The whole piece is a very accurate analysis of the pathology that I talk about frequently. In fact, he says the same thing I have been saying lately.

Do you know why Rand’s laissez-faire utopia would fail? It’s the exact same reason a socialist utopia would fail; people are imperfect. We are greedy, envious, petty and selfish. There will always be some among us who will better themselves specifically to the detriment of others because they simply don’t care. There will always be those who, as they gain power and wealth, will want more at any expense.

Indeed. Both he and I are in agreement in curiosity in wondering what Rand would think at witnessing the Epic Fail of Wall Street in 2008.

These people are sociopaths, pure and simple.  

Rand was a big champion of no regulation at all.  Close your eyes and imagine what Wall Street could do with even less regulation than it had before.  Think of all the possibilities. Taste the freedom.

Yeah, no. That would be a no...one giant big NO for me. I've seen that film already and it ends with the Rand worshipers beating their chests and screaming about how entitled they are to loot the nation. I just don't get the worship of sociopaths. I never will.

Friday, December 03, 2010

The Blindness of Rage

A friend of mine put this quote up as his Facebook status the other day.

“It is easier to find people fit to govern themselves than people fit to govern others.” Lord Acton


This friend of mine is of the right leaning bend and I asked him if he knew anything about Lord Acton, in particular, his letter to General Lee at the end of the Civil War. He did not but just liked the quote because he, like many conservatives/libertarians, get their jollies out of using the government as a punching bag.

Lord Acton was a forefather of the libertarian movement in the 19th century. A British politician, historian and writer, he wrote to Lee after the South surrendered, commenting that Lee was "fighting battles for our liberty, our progress, and our civilization." My friend had no answer to this question. Let's see if any of you do.

Do states rights over a "tyrannical" government trump the actual, physical rights of human beings?

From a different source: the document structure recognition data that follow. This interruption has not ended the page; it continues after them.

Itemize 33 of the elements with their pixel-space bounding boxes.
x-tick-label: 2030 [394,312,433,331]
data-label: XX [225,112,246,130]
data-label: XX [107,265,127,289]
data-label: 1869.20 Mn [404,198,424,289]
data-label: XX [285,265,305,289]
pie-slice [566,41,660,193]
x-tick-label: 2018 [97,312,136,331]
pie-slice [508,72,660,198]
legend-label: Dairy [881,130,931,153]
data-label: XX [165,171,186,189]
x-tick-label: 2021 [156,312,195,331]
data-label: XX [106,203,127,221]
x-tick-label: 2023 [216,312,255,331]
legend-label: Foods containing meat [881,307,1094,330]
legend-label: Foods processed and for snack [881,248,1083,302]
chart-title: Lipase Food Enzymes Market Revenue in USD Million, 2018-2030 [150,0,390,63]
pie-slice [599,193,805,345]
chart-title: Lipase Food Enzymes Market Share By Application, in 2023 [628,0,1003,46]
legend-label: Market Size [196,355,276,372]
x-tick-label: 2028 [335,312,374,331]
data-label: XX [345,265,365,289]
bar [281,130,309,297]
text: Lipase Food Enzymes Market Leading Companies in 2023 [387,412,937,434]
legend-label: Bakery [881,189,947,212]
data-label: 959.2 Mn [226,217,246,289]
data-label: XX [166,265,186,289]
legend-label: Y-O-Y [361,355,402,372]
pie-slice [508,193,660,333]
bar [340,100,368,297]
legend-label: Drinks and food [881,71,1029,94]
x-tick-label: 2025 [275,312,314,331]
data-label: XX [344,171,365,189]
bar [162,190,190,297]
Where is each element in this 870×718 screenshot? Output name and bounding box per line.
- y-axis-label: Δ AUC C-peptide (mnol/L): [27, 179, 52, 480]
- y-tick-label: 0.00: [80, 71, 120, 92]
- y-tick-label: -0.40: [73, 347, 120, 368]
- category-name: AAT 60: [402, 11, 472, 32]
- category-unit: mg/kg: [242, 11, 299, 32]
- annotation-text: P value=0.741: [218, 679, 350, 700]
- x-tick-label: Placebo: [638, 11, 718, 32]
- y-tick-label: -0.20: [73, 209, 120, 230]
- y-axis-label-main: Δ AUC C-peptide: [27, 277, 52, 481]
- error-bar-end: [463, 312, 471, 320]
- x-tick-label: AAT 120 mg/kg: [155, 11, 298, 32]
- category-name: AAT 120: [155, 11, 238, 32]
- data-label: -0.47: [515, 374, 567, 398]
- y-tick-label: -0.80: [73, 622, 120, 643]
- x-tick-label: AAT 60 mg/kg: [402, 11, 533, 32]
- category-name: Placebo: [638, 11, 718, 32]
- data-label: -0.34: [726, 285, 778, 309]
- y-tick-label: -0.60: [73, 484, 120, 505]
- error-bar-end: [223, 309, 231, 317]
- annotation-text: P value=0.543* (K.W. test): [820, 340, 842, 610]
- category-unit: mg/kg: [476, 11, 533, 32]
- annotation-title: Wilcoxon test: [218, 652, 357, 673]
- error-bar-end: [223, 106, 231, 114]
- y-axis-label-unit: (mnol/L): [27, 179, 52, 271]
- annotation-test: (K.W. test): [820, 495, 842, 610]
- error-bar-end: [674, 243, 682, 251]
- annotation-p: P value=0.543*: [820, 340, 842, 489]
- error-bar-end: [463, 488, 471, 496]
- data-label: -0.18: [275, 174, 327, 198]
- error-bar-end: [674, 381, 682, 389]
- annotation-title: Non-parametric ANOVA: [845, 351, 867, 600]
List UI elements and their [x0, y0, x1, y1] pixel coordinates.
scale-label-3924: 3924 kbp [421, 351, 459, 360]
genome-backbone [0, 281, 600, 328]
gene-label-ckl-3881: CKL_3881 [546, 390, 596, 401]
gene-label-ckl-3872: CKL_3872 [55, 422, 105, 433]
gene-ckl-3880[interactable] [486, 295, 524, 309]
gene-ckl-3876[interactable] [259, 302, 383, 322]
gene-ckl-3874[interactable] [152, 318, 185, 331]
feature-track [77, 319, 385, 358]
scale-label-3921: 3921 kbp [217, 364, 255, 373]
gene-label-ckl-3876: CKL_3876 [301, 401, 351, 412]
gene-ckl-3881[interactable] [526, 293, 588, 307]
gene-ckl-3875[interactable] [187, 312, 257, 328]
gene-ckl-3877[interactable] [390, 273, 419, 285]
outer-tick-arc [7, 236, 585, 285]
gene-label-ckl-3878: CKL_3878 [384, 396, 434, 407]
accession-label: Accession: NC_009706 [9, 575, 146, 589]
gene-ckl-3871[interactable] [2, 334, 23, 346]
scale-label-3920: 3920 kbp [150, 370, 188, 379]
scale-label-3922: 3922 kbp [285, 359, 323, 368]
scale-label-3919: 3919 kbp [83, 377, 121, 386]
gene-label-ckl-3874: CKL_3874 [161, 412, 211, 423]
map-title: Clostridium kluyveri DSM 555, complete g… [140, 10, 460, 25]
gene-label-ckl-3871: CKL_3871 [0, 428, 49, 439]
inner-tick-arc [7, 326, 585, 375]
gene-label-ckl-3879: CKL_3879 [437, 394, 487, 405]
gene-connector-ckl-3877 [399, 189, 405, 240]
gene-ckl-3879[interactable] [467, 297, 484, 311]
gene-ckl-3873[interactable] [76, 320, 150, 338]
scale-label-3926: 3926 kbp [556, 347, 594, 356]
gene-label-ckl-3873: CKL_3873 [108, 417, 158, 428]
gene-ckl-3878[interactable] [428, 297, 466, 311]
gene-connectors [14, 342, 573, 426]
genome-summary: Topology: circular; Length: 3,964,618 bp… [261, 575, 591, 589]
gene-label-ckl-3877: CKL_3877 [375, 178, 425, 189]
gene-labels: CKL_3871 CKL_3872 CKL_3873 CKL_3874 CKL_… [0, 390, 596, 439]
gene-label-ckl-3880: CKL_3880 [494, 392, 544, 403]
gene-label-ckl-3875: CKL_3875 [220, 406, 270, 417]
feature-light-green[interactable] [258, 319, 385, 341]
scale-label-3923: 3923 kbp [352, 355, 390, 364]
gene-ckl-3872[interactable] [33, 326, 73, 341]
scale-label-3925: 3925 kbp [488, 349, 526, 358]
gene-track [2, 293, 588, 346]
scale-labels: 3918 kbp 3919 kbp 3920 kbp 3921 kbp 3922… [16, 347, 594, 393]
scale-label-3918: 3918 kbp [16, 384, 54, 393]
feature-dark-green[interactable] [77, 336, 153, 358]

The problem we get into here is that people who think like Lord Acton (see: several of my commenters) think that only the laws they like apply to them. The ones they don't like are a product of "tyranny." This is usually the point where the Constitution comes out as baseball bat to beat people over the head. Kindly ignore the myriad of points in our nation's history where things that weren't in the Constitution (and should've been) were made into laws or put in later because THEY MADE SENSE.

One thing that I have really notice lately is the arrogance of the comments of my libertarian/conservative/whatever readers. Their anaphylactic reaction to someone who humbly suggests "It is in your best interest to _____" is nauseating.

But that's what adolescent power fantasies perpetuated by the the likes of Lord Acton, Ayn Rand, and the Cato Institute will get you...the blindness of rage. Because the simple fact is that everyone wants to govern themselves. Sorry, you don't get to...:(

From Reagan's nine scary words to Palin's death panels, a great number of incredibly moronic people now believe that the gubmint is a comin' to gin 'em...with the actual culprits laughing all the way to the bank.